Navi 21 launched in November 2020 but it only got official support with ROCm 5.0 in February 2022.

With respect to your issue running 1024 threads per block, if you're running out of VGPRs, you may want to try explicitly specify the max threads per block as 1024 and see if that helps. I recall that at one point the compiler was defaulting to 256 despite the default being documented as 1024.

The main issue I have with the idea of Navi 21 is that its a 32-wide warp, when CDNA2 (like MX250x) is 64-wide warp.

Granted, RDNA and CDNA still have largely the same assembly language, so its still better than using say... NVidia GPUs. But I have to imagine that the 32-wide vs 64-wide difference is big in some use cases. In particular: low-level programs that use warp-level primitives, like DPP, shared-memory details and such.

I assume the super-computer programmers want a cheap system to have under their desk to prototype code that's similar to the big MI250x system. Vega56/64 is several generations old, while 6800 xt is pretty different architecturally. It seems weird that they'd have to buy MI200 GPUs for this purpose, especially in light of NVidia's strategy (where A2000 nvidia could serve as a close replacement. Maybe not perfect, but closer to the A100 big-daddy than the 6800xt is to the big daddy MI250x).

--------

EDIT: That being said: this is probably completely moot for my own purposes. I can't afford an MI250x system at all. At best I'd make some kind of hand-built consumer rig for my own personal purposes. So 6800 xt would be all I personally need. VRAM-constraints feel quite real, so the 16GBs of VRAM at that price makes 6800xt a very pragmatic system for personal use and study.

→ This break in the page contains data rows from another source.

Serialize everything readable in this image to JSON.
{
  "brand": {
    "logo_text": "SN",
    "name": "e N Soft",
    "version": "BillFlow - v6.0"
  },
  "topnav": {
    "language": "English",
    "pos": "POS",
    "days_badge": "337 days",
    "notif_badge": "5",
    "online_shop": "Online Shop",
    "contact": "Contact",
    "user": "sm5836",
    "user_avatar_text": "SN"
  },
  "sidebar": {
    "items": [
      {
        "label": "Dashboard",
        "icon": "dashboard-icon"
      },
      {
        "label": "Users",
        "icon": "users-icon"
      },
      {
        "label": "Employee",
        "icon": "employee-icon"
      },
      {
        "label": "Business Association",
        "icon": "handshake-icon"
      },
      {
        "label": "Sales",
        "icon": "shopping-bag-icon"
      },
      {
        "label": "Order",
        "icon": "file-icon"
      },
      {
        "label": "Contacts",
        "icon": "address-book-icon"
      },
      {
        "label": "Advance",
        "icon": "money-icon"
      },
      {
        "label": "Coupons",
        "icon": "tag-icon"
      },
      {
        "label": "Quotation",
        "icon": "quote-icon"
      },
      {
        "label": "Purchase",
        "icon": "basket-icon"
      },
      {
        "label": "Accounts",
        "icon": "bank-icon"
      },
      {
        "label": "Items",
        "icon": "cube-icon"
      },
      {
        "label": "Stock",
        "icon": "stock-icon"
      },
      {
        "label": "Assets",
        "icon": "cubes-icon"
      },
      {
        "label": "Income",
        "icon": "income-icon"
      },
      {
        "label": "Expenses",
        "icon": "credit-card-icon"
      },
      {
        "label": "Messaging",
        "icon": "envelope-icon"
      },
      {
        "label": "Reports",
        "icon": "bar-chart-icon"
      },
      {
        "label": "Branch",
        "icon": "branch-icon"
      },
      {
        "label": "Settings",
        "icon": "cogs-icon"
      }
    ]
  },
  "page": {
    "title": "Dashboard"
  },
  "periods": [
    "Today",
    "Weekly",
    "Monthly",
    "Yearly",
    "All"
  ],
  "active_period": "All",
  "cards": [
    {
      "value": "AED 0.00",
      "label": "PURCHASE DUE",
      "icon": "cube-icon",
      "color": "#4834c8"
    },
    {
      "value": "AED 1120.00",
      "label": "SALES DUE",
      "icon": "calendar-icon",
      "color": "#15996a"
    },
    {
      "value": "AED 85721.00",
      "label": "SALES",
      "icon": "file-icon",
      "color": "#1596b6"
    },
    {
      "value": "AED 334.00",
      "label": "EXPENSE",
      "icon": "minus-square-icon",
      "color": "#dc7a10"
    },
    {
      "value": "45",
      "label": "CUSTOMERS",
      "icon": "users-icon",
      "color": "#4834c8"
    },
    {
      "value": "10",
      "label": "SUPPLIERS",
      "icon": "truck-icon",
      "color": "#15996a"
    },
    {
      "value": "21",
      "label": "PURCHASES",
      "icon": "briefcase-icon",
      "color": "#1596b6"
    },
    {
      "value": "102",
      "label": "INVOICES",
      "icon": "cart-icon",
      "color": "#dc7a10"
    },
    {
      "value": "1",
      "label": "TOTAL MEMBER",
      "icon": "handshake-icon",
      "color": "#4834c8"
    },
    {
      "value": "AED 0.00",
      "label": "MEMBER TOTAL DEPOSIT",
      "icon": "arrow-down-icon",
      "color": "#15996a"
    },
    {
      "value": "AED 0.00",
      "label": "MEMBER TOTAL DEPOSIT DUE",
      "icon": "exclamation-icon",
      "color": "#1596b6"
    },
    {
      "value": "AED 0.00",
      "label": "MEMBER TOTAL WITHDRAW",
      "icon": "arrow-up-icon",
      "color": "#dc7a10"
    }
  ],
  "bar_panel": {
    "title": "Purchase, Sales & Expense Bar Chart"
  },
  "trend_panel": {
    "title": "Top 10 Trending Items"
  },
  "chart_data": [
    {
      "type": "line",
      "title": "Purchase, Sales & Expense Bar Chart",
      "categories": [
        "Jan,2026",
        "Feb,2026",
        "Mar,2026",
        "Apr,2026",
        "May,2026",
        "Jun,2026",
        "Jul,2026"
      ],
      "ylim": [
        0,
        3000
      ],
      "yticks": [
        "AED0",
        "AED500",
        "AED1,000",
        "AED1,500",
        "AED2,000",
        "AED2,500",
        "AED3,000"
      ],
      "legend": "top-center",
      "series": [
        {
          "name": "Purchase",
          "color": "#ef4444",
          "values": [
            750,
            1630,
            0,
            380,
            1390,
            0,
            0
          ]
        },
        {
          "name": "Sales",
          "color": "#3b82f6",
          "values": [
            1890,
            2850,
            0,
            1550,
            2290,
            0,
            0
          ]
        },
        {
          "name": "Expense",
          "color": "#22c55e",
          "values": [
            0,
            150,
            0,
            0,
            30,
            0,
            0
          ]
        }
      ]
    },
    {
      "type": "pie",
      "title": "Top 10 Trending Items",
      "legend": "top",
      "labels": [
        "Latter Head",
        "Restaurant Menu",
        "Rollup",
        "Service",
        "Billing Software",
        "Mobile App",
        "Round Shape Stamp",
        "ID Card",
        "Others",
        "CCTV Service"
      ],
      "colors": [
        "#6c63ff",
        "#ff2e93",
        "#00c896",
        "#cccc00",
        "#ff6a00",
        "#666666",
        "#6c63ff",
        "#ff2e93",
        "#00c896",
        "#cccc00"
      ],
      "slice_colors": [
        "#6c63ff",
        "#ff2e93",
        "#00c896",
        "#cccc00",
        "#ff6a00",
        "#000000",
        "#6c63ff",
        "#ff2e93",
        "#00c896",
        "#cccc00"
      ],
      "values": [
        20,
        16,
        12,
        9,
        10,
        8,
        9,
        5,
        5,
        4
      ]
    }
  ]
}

The radeon vii was a great choice for that while it was on sale. I'm going to be quite sad when mine die.
Interesting. So what is your workflow right now?
Develop against CUDA locally. Port my kernels to ROCm, and occupy a whole HPC node for debugging and performance tuning for a week. It’s terrible.

Edit: I should say that their recommendation is to write the kernels in ‘hip’ which is supposed to be their cross device wrapper for both cuda or ROCm. I’m writing in Julia however so that’s not possible.

The AMD software stack has been behind for a long time but I feel like we're finally catching up. I heard that HIP (and hopefully the rest of ROCM) is now supported on the RX6800XT consumer GPU... maybe that could help? BTW my team at AMD has been using Julia for ML workloads for a while. We should get in touch - maybe some of the lessons we learn can be useful to you. My email is claforte. The domain I'm sure you can guess. ;-)
BTW have you tried `KernelAbstractions.jl`? With it you can write code once that will run reasonably fast on AMD or NVIDIA GPUs or even on CPU. One of our engineers just started using it and is pleased with it - apparently the performance is nearly equivalent to native CUDA.jl or AMDGPU.jl, and the code is simpler.
If you are using Julia I would recommend looking at AMDGPU.jl and (pluging my own project here) KernelAbstractions.jl
Can you write SYCL code and compile it to ROCm for production?